Margaret Street runs parallel to and north of Oxford Street in London, and I chose to walk that way to get to a particular shop.
You can see the spire of All Saints Church from hundreds of yards away, and noticeable because it is very Gothic with grey and white horizontal bands, probably of slate.
It was built as a chapel in the 1700s and then rebuilt in Neo-Gothic in the 1850s.
It looks European.
When you reach the church, the entrance is very modest within a little courtyard.
The church is made of brick and in a Neo-Gothic style, and it doesn’t give much away of what it is like inside.
Wow, I said as I got inside.
It is big, and decorated in the style of a Catholic Church and really is quite something.
It turns out that it is Anglo-Catholic, designed under the influence of the Oxford Movement that argued for the reinstatement of some older Christian traditions of faith and their inclusion into Anglican liturgy and theology.
I like to visit churches like this because you can go in them – unlike a lot of other building of great architecture in London.
Religion is funny, and even today Catholicism carries a faint distaste in the eyes of some, even though it is 500 years since Henry VIII broke with the Catholic Church.
Of course, the kings and queens of England went back and forth on religious choice over the next hundred years or so.

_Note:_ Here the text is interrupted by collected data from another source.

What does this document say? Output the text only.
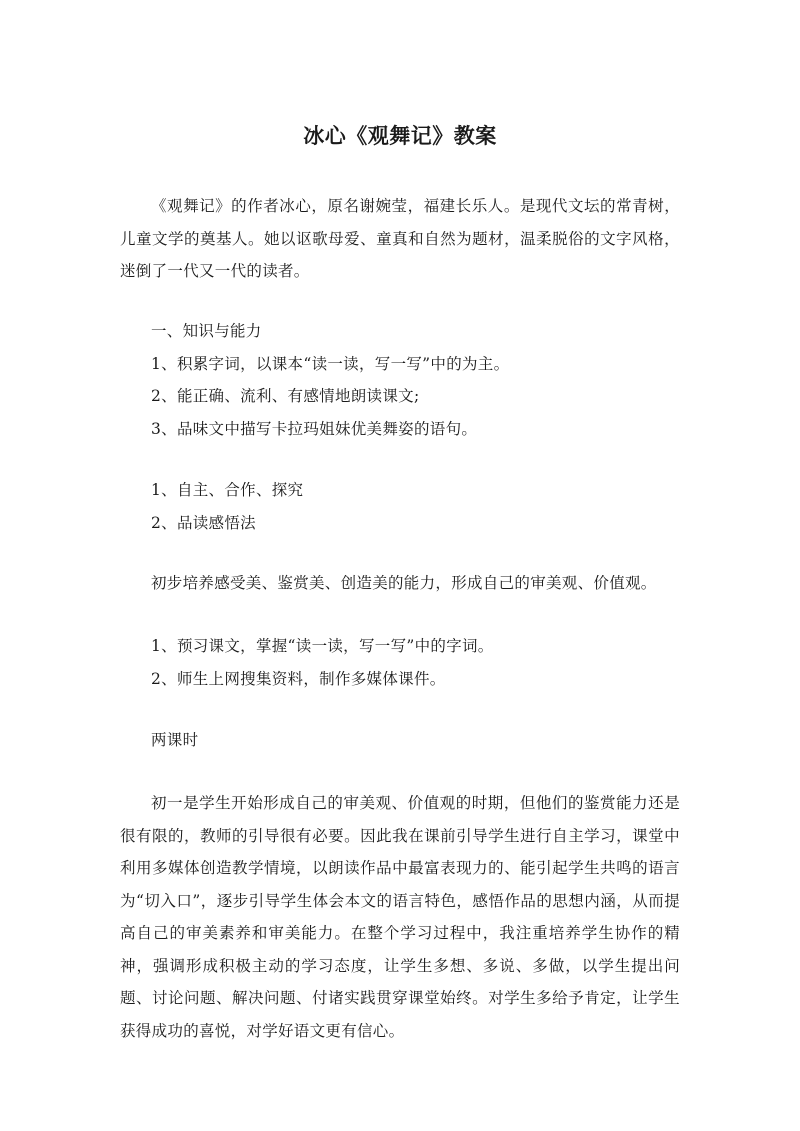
冰心《观舞记》教案

《观舞记》的作者冰心，原名谢婉莹，福建长乐人。是现代文坛的常青树，儿童文学的奠基人。她以讴歌母爱、童真和自然为题材，温柔脱俗的文字风格，迷倒了一代又一代的读者。

一、知识与能力

1、积累字词，以课本“读一读，写一写”中的为主。

2、能正确、流利、有感情地朗读课文;

3、品味文中描写卡拉玛姐妹优美舞姿的语句。

1、自主、合作、探究

2、品读感悟法

初步培养感受美、鉴赏美、创造美的能力，形成自己的审美观、价值观。

1、预习课文，掌握“读一读，写一写”中的字词。

2、师生上网搜集资料，制作多媒体课件。

两课时

初一是学生开始形成自己的审美观、价值观的时期，但他们的鉴赏能力还是很有限的，教师的引导很有必要。因此我在课前引导学生进行自主学习，课堂中利用多媒体创造教学情境，以朗读作品中最富表现力的、能引起学生共鸣的语言为“切入口”，逐步引导学生体会本文的语言特色，感悟作品的思想内涵，从而提高自己的审美素养和审美能力。在整个学习过程中，我注重培养学生协作的精神，强调形成积极主动的学习态度，让学生多想、多说、多做，以学生提出问题、讨论问题、解决问题、付诸实践贯穿课堂始终。对学生多给予肯定，让学生获得成功的喜悦，对学好语文更有信心。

Mary I of England, daughter of Henry VIII and his successor, only reigned for five years but she managed to have around 300 Protestants burned at the stake for refusing to convert to Catholicism.
Still, maybe she picked up bad habits from her dad, who had somewhere between fifty thousand and seventy thousand people executed for treason, including close advisors and wives, during his reign.
Perhaps it is the deaths that mean that although it was a long time ago the feeling lingers on.